Ainda de acordo com o especialista, apesar de DeSantis, Scott e Haley não incomodarem a candidatura do ex-presidente norte-americano, eles devem se estabelecer como fortes nomes para o pleito de 2026.
Reeprodução/Twitter @GovRonDeSantis
Ron DeSantis aparece em segundo nas pesquisas de intenção de voto do partido Republicano
Panorama Democrata
O panorama não é muito diferente dentro do partido Democrata. O atual presidente Joe Biden tem amplo favoritismo dentro da legenda e outros dois candidatos podem ter uma certa porcentagem de votos.
Um deles é Robert F. Kennedy Jr, sobrinho do ex-presidente americano John F. Kennedy. O advogado ficou marcado recentemente pelo seu posicionamento antivacina, chegando a relacionar doses de imunizantes contra a Covid ao autismo.
“Kennedy tem um discurso abertamente negacionista que até se assemelha ao de alguns republicanos trumpistas. Então, muitos dessa minoria democrata que é contra Biden tem nele um nome viável”, pontua Vieira.
O outro nome é o da escritora e ativista Marianne Williamson. Ela, que também concorreu nas primárias democratas em 2020, diz ter um posicionamento mais à esquerda do que o de Biden, defendendo o ensino superior gratuito, por exemplo.

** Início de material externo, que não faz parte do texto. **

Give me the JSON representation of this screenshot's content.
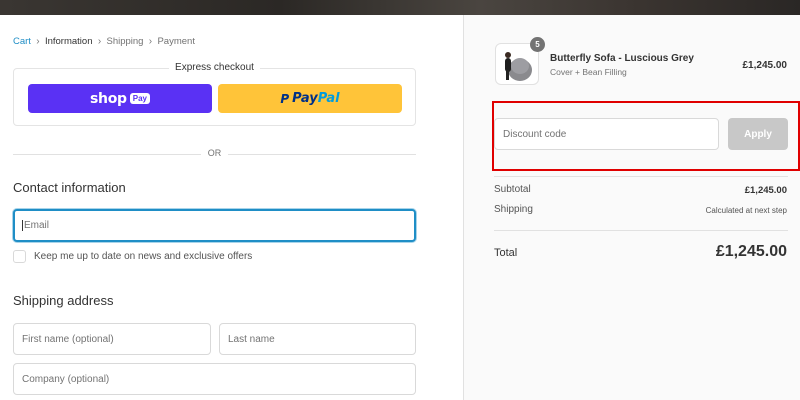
{
  "breadcrumb": {
    "cart": "Cart",
    "information": "Information",
    "shipping": "Shipping",
    "payment": "Payment"
  },
  "express": {
    "title": "Express checkout",
    "shop_word": "shop",
    "shop_pay": "Pay",
    "paypal_pay": "Pay",
    "paypal_pal": "Pal",
    "paypal_icon": "P"
  },
  "divider": {
    "or": "OR"
  },
  "contact": {
    "title": "Contact information",
    "email_placeholder": "Email",
    "newsletter_label": "Keep me up to date on news and exclusive offers"
  },
  "shipping_address": {
    "title": "Shipping address",
    "first_name_placeholder": "First name (optional)",
    "last_name_placeholder": "Last name",
    "company_placeholder": "Company (optional)"
  },
  "order": {
    "product_name": "Butterfly Sofa - Luscious Grey",
    "variant": "Cover + Bean Filling",
    "price": "£1,245.00",
    "quantity_badge": "5"
  },
  "discount": {
    "placeholder": "Discount code",
    "apply_label": "Apply"
  },
  "summary": {
    "subtotal_label": "Subtotal",
    "subtotal_value": "£1,245.00",
    "shipping_label": "Shipping",
    "shipping_value": "Calculated at next step",
    "total_label": "Total",
    "total_value": "£1,245.00"
  },
  "colors": {
    "accent_link": "#1f8ec6",
    "shop_pay": "#5a31f4",
    "paypal": "#ffc439",
    "highlight_box": "#e00000"
  }
}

“Biden pode até receber desafios de alguns candidatos, mas também não vejo ninguém com forças suficientes para retirar do atual presidente norte-americano o direito de concorrer à reeleição”, enfatiza o docente de Relações Internacionais.
Biden x Trump
Diante das possibilidades apresentadas nos dois partidos, é grande a probabilidade de mais uma disputa entre Joe Biden e Donald Trump em novembro do ano que vem. E, independente do resultado, a projeção é de que seja uma eleição decidida novamente nos detalhes.
Um levantamento feito pelo The New York Times e divulgado no dia 1° de agosto apontou um empate entre os candidatos, com cada um deles recebendo 43% dos votos. Além disso, 14% dos entrevistados disseram que pretendem votar em um candidato da “terceira via”.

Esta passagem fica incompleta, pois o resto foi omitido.